By default, YOUR_TYPE is equal to "rnsr".
YOUR_QUERY is **mandatory**, has to be a string and is your affiliation text.
By example : `IPAG Institut de Planétologie et d'Astrophysique de Grenoble`.
YOUR_STRATEGIES is optional, has to be a 3 dimensional arrays of criteria (see next paragraph).
By example : `[[["grid_name", "grid_country"], ["grid_name", "grid_country_code"]]]`.
YOUR_YEAR is optional, and can be used only if you use the "rnsr" matcher type, has te be a string.
By example : `1998`.
By default, YOUR_YEAR is not set ie. it will be match over all years.
### Match multiple queries `/match_list`
`curl "YOUR_API_IP/match_list" -X POST -d '{"match_types": "YOUR_TYPES", "affiliations": "YOUR_AFFILIATIONS"}'`
YOUR_TYPES is optional, has to be a list of string and can contain one of :
* "country"
* "grid"
* "rnsr"
* "ror"
By default, YOUR_TYPES is equal to ["grid", "rnsr"].
YOUR_AFFILIATIONS is optional, has to be a list of string.
By example : `["affiliation_01", "affiliation_02"]`.
By default, YOUR_AFFILIATIONS is equal to [].
## Criteria
Here is a list of the criteria available for the **country matcher**:
* country_alpha3
* country_name
* country_subdivision_code
* country_subdivision_name
Here is a list of the criteria available for the **grid matcher**:
* grid_acronym
* grid_acronym_unique
* grid_cities_by_region [indirect]
* grid_city
* grid_country
* grid_country_code
* grid_department
* grid_id
* grid_name
* grid_name_unique
* grid_parent
* grid_region
Here is a list of the criteria available for the **rnsr matcher**:
* rnsr_acronym
* rnsr_city
* rnsr_code_number
* rnsr_code_prefix
* rnsr_country_code
* rnsr_id
* rnsr_name
* rnsr_name_txt
* rnsr_supervisor_acronym
* rnsr_supervisor_name
* rnsr_urban_unit
* rnsr_web_url
* rnsr_year
* rnsr_zone_emploi [indirect]
Here is a list of the criteria available for the **ror matcher**:
* ror_acronym
* ror_acronym_unique
* ror_city
* ror_country
* ror_country_code
* ror_grid_id
* ror_id
* ror_name
* ror_name_unique
1. You can combine criteria to create a strategy.

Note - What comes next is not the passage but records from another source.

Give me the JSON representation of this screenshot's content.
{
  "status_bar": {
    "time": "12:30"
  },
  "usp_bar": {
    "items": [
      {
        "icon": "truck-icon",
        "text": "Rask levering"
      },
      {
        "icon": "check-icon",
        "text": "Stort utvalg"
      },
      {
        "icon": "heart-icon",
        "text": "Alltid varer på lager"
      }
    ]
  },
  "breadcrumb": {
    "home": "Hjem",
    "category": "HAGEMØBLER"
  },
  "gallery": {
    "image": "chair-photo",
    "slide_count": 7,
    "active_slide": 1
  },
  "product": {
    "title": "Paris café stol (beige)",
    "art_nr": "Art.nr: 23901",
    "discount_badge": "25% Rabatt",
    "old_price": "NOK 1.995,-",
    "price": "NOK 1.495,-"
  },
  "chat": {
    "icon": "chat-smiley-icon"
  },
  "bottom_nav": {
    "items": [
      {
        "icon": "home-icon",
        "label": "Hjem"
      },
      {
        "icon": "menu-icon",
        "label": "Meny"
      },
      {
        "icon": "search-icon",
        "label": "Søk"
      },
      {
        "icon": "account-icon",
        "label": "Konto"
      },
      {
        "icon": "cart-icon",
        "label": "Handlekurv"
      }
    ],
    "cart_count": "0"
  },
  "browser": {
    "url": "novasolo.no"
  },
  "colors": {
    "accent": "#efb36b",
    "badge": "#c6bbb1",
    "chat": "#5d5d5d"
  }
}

2. You can cumulate strategies to create a family of strategies.
3. And then you can cumulate families of strategies to create the final object.
4. This final object `strategies` is then a 3 dimensional array that you will give as an argument to the "/match" API endpoint.
By example : `[[["grid_name", "grid_country"], ["grid_name", "grid_country_code"]]]`.
## Results
| matcher | precision | recall |
| ----- | ----- | ----- |
| country | 0.9953 | 0.9690 |
| grid | 0.7946 | 0.5944 |
| rnsr | 0.9654 | 0.8192 |
| ror | 0.8891 | 0.2356 | (TBC ???)